Bish­er sei er rein lin­ear organ­isiert gewe­sen: Der Autor schreibt ein Buch, der Ver­leger ver­legt es, der Händler verkauft die Rechte, der Leser liest, dann inter­essierte sich ein Filmemach­er dafür.

Da sieht man natür­lich so neben­bei sehr schön, wie sich der geheimnisvolle “Boos” die Welt schön­denkt: “der Händler verkauft die Rechte”. Das tut er — bish­er — eben nicht: Er verkauft das Buch, als materiellen Gegen­stand. Bei E‑Books ist das freilich zumin­d­est teil­weise anders, da wird oft nur ein Nutzungsrecht erwor­ben — und ger­ade das ist ein­er der Gründe, warum so viele ille­gal herun­ter­laden: Weil sie nicht nur Nutzungsrechte erwer­ben wollen (momen­tan in der Regel noch dazu für unver­hält­nis­mäßig viel Geld), son­dern ein mit gedruck­ten Tex­ten ver­gle­ich­bares Eigen­tum, dass man z.B. ver­lei­hen oder ver­schenken kann …

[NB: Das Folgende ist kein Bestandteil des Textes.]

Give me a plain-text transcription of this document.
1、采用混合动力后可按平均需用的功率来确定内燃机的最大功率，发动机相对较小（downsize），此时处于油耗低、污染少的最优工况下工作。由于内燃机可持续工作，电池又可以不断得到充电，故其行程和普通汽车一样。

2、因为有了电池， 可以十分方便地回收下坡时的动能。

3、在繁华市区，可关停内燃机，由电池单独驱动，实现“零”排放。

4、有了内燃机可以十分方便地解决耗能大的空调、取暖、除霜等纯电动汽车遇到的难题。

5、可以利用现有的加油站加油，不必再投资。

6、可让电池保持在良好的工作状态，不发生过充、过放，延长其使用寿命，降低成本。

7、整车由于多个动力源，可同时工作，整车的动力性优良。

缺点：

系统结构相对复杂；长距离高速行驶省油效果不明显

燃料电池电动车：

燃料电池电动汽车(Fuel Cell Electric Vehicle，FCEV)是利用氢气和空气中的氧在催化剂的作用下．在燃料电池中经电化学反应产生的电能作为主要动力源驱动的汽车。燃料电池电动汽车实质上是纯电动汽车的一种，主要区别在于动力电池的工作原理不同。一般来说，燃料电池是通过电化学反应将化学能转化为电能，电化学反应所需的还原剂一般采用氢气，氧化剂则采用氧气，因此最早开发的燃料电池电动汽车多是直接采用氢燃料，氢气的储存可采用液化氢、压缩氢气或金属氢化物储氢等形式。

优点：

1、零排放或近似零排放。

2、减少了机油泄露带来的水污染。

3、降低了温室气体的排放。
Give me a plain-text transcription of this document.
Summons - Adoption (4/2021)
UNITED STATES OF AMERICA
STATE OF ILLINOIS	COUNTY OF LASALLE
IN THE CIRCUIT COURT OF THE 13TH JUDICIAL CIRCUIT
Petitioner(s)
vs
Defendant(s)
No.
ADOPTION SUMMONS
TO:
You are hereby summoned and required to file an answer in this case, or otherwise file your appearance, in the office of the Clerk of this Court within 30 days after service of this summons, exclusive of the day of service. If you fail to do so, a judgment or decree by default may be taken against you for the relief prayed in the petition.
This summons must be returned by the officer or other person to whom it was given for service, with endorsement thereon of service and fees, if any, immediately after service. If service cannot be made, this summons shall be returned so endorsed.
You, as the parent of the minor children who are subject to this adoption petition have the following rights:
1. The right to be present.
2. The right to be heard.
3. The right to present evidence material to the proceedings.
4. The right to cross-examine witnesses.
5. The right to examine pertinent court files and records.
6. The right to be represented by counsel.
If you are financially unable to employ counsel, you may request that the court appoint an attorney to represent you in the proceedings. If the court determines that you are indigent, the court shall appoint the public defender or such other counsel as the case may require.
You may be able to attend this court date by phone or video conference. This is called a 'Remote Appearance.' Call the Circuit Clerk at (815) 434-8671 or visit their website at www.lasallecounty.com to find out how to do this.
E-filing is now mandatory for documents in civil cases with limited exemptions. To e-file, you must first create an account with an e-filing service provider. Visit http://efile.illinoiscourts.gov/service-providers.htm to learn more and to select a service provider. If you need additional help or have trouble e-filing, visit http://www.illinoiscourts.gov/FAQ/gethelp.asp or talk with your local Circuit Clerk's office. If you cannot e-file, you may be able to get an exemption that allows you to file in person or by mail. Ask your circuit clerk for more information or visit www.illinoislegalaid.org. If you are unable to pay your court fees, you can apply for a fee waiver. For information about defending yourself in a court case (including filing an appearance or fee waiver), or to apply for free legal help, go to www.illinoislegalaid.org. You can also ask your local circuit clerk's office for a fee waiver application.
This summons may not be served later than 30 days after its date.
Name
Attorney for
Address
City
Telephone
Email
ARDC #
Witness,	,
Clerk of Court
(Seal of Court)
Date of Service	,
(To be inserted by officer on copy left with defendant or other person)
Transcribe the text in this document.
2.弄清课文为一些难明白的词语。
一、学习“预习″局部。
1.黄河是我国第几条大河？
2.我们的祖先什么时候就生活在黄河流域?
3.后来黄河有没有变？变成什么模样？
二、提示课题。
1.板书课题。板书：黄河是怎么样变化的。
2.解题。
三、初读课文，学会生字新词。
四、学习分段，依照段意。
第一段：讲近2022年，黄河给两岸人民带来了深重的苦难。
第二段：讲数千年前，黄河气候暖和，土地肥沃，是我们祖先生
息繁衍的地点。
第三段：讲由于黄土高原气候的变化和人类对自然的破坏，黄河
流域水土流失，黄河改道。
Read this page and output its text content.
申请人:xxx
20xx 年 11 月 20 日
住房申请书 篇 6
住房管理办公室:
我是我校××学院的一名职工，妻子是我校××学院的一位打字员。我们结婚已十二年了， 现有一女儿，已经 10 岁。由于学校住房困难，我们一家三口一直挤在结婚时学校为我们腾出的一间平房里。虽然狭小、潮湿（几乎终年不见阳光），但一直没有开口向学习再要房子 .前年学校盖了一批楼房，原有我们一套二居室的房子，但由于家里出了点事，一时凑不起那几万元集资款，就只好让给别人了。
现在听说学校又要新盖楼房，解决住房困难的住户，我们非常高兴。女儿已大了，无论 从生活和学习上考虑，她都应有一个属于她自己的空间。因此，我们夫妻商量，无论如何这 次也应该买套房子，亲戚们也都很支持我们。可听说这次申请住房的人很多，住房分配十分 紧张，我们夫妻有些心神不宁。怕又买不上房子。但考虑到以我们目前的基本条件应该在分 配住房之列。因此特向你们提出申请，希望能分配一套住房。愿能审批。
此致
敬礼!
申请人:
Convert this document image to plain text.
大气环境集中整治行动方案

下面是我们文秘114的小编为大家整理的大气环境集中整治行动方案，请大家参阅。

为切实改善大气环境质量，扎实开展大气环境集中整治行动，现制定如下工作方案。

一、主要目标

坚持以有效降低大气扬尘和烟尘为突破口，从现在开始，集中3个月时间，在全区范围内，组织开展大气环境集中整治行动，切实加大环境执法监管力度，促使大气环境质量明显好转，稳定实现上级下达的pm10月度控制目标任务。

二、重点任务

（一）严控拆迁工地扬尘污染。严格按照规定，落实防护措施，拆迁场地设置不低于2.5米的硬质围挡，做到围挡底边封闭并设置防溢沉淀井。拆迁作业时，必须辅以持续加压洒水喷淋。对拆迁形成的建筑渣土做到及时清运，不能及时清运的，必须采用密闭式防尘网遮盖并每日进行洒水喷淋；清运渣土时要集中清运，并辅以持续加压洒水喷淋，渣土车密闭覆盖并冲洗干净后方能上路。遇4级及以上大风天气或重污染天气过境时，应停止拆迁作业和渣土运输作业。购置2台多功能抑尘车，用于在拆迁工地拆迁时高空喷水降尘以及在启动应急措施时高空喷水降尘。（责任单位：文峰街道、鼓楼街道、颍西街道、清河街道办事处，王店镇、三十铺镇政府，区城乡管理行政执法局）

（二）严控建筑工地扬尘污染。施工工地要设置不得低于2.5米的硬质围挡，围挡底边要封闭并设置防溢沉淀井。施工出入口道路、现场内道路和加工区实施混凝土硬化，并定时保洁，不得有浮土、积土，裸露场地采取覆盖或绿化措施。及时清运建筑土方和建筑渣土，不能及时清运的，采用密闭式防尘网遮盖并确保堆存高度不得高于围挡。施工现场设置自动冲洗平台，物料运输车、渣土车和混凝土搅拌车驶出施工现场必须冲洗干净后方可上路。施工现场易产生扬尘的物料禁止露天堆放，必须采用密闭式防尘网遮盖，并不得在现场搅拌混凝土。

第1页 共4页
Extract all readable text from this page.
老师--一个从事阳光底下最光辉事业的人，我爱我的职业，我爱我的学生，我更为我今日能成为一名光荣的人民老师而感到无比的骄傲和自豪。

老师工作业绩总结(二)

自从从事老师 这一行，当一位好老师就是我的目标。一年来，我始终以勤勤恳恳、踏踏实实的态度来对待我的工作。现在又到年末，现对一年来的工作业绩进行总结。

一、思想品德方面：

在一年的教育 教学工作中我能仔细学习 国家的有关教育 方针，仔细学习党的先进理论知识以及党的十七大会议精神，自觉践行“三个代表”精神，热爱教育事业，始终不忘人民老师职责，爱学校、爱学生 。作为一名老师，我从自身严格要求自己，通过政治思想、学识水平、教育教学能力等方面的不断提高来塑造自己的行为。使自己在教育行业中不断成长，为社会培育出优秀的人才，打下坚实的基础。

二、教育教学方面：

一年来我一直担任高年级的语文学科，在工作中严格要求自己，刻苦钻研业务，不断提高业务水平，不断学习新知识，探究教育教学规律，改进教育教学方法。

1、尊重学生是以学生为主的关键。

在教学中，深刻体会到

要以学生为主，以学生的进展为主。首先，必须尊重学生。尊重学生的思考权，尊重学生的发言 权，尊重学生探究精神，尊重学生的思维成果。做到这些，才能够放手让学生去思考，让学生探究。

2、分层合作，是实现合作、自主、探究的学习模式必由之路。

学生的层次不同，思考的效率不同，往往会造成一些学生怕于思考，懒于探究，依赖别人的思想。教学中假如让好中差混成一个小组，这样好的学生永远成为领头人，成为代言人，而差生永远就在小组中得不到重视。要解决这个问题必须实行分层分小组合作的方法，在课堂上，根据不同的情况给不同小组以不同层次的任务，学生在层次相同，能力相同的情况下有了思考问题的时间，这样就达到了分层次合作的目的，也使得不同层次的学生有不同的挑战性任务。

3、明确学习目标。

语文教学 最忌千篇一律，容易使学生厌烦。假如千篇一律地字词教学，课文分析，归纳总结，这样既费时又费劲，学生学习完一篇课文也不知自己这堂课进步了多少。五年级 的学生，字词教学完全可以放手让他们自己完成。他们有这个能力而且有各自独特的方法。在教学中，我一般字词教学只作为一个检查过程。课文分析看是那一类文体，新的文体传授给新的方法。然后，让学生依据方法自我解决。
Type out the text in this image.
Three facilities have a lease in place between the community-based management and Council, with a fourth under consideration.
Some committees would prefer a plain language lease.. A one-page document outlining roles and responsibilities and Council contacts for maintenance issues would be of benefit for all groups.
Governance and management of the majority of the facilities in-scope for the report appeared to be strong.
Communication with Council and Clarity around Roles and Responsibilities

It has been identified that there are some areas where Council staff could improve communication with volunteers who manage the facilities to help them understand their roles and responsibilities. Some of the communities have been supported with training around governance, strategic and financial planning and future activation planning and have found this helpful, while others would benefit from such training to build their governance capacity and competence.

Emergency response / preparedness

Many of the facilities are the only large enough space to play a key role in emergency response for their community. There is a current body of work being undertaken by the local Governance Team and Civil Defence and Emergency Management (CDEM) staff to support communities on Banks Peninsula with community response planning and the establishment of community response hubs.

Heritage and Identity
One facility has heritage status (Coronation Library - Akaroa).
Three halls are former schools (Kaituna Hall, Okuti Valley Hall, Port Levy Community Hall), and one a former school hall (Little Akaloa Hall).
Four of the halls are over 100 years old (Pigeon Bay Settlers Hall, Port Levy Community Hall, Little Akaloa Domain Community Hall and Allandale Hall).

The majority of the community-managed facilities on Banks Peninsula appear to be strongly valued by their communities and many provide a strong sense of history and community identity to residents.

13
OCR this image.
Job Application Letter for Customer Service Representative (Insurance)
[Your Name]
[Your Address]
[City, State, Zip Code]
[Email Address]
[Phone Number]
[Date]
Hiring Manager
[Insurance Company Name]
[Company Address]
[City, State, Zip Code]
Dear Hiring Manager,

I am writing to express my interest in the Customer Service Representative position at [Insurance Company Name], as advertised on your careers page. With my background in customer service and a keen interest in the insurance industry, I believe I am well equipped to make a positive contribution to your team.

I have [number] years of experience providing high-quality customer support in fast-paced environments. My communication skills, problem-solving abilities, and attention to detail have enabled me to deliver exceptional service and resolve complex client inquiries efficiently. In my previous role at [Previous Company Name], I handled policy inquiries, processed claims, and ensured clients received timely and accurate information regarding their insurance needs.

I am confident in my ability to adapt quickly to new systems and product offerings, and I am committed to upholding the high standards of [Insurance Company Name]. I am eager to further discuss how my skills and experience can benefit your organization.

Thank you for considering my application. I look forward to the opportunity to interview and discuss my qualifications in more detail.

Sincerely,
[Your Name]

Irgend­wie ist da im Qual­itäts­man­age­ment der FAZ etwas schiefge­gan­gen. Schließlich wird der Autor als Wirtschaft­sredak­teur vorgestellt — einem Volon­tär hätte man so einen Artikel wohl nicht durchge­hen lassen.

Nach­trag: Beim Gedanken­strich gibt es zumin­d­est so etwas ähn­lich­es wie Zahlen (auch nur Schätzun­gen).